But I agree with Bluespruce really as I dont think it is a problem, people learn very complicated ideas and I get fed up with the 'dumbing down' of anything scientific.
I caught the gardening bug as a child because my mother was a keen gardener. I only got interested in knowing how to properly identify plants when I moved here years ago. A knowlegable friend told me to use a good reference book which gives the botanical name of the plant I wanted because I could be fobbed off with an inferior plant in even a reputable garden centre. She did use the term "Latin name" but she was referring to the botanical name as recognised the world over. She also advised using nurseries as opposed to garden centres as in her experience they could provide a better service. I have found the advice invaluable and although I have been corrected on my pronunciation on occasion I accept that as a step in my learning curve and a valuable lesson. When I am teased about being a plant snob I can show why it is easier for me to use botanical names and frequently make a convert. I am an amateur gardener and I approach learning about plants in exactly the same way as I learned French and German, by using the best available source. Hope you all had a lovely Christmas and 2011 brings you some good gardening weather.

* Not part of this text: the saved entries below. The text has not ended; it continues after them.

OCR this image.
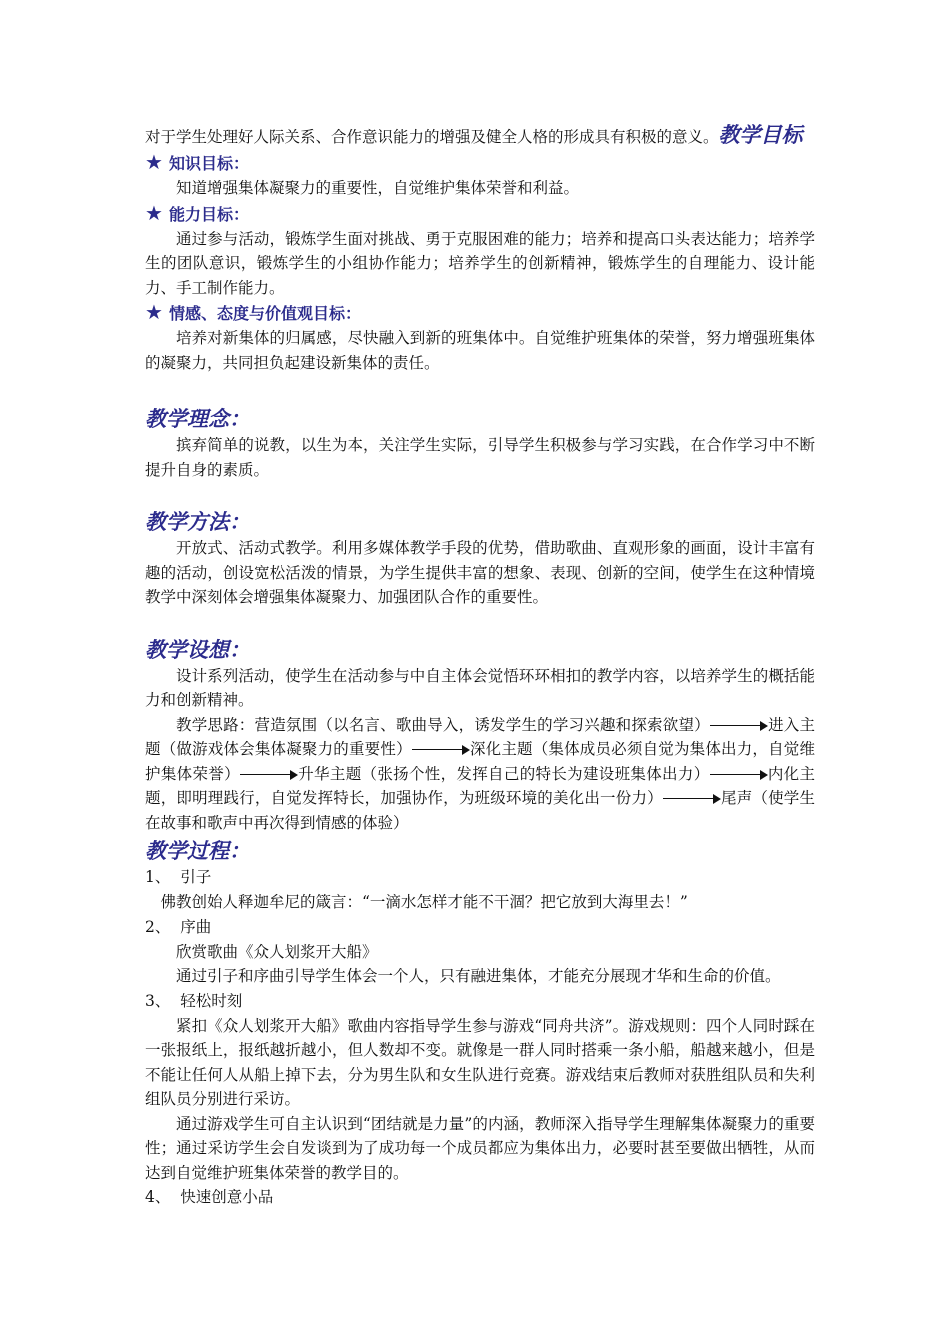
对于学生处理好人际关系、合作意识能力的增强及健全人格的形成具有积极的意义。教学目标
★ 知识目标：
知道增强集体凝聚力的重要性，自觉维护集体荣誉和利益。
★ 能力目标：
通过参与活动，锻炼学生面对挑战、勇于克服困难的能力；培养和提高口头表达能力；培养学生的团队意识，锻炼学生的小组协作能力；培养学生的创新精神，锻炼学生的自理能力、设计能力、手工制作能力。
★ 情感、态度与价值观目标：
培养对新集体的归属感，尽快融入到新的班集体中。自觉维护班集体的荣誉，努力增强班集体的凝聚力，共同担负起建设新集体的责任。
教学理念：
摈弃简单的说教，以生为本，关注学生实际，引导学生积极参与学习实践，在合作学习中不断提升自身的素质。
教学方法：
开放式、活动式教学。利用多媒体教学手段的优势，借助歌曲、直观形象的画面，设计丰富有趣的活动，创设宽松活泼的情景，为学生提供丰富的想象、表现、创新的空间，使学生在这种情境教学中深刻体会增强集体凝聚力、加强团队合作的重要性。
教学设想：
设计系列活动，使学生在活动参与中自主体会觉悟环环相扣的教学内容，以培养学生的概括能力和创新精神。
教学思路：营造氛围（以名言、歌曲导入，诱发学生的学习兴趣和探索欲望）	进入主题（做游戏体会集体凝聚力的重要性）	深化主题（集体成员必须自觉为集体出力，自觉维护集体荣誉）	升华主题（张扬个性，发挥自己的特长为建设班集体出力）	内化主题，即明理践行，自觉发挥特长，加强协作，为班级环境的美化出一份力）	尾声（使学生在故事和歌声中再次得到情感的体验）
教学过程：
1、 引子
佛教创始人释迦牟尼的箴言：“一滴水怎样才能不干涸？把它放到大海里去！”
2、 序曲
欣赏歌曲《众人划浆开大船》
通过引子和序曲引导学生体会一个人，只有融进集体，才能充分展现才华和生命的价值。
3、 轻松时刻
紧扣《众人划浆开大船》歌曲内容指导学生参与游戏“同舟共济”。游戏规则：四个人同时踩在一张报纸上，报纸越折越小，但人数却不变。就像是一群人同时搭乘一条小船，船越来越小，但是不能让任何人从船上掉下去，分为男生队和女生队进行竞赛。游戏结束后教师对获胜组队员和失利组队员分别进行采访。
通过游戏学生可自主认识到“团结就是力量”的内涵，教师深入指导学生理解集体凝聚力的重要性；通过采访学生会自发谈到为了成功每一个成员都应为集体出力，必要时甚至要做出牺牲，从而达到自觉维护班集体荣誉的教学目的。
4、 快速创意小品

I think everyone on here is more or less in agreement, unless I've read it wrong;-)
Most excellent post Scotsgran.
Bornagain - as you say, I don't think there is any real disagreement here, more of a discussion provoked by the original question as to the origins/purpose of italics for Botanical Names.
Seaburngirl - it's because very many Botanical names are not Latin or Greek in origin that the term "Latin Name" is deemed misleading and inaccurate. Botanical names are "Latinized" but their origins cover virtually all the worlds major languages - English, Dutch, German, Anglicised Chinese even Native American, etc. etc.
The animal equivalent of "Botanical Name" is indeed "Zoological Name" - both these terms are set out in the relevant International Codes of Nomenclature - and collectively are referred to as "Scientific Names".
I wonder, actually, where & how the term "Latin Name" became popularised since it's not used at any point in the codes of nomenclature that are supposed to determine how scientific names are created and used.
for me it came from an abbreviation of latinized name from one of the university professors that I studied and worked with. A case of dumbing down for students before hitting us with the ICN. I'm familiar with the ICN and the IB as I 'work with them' daily. :o)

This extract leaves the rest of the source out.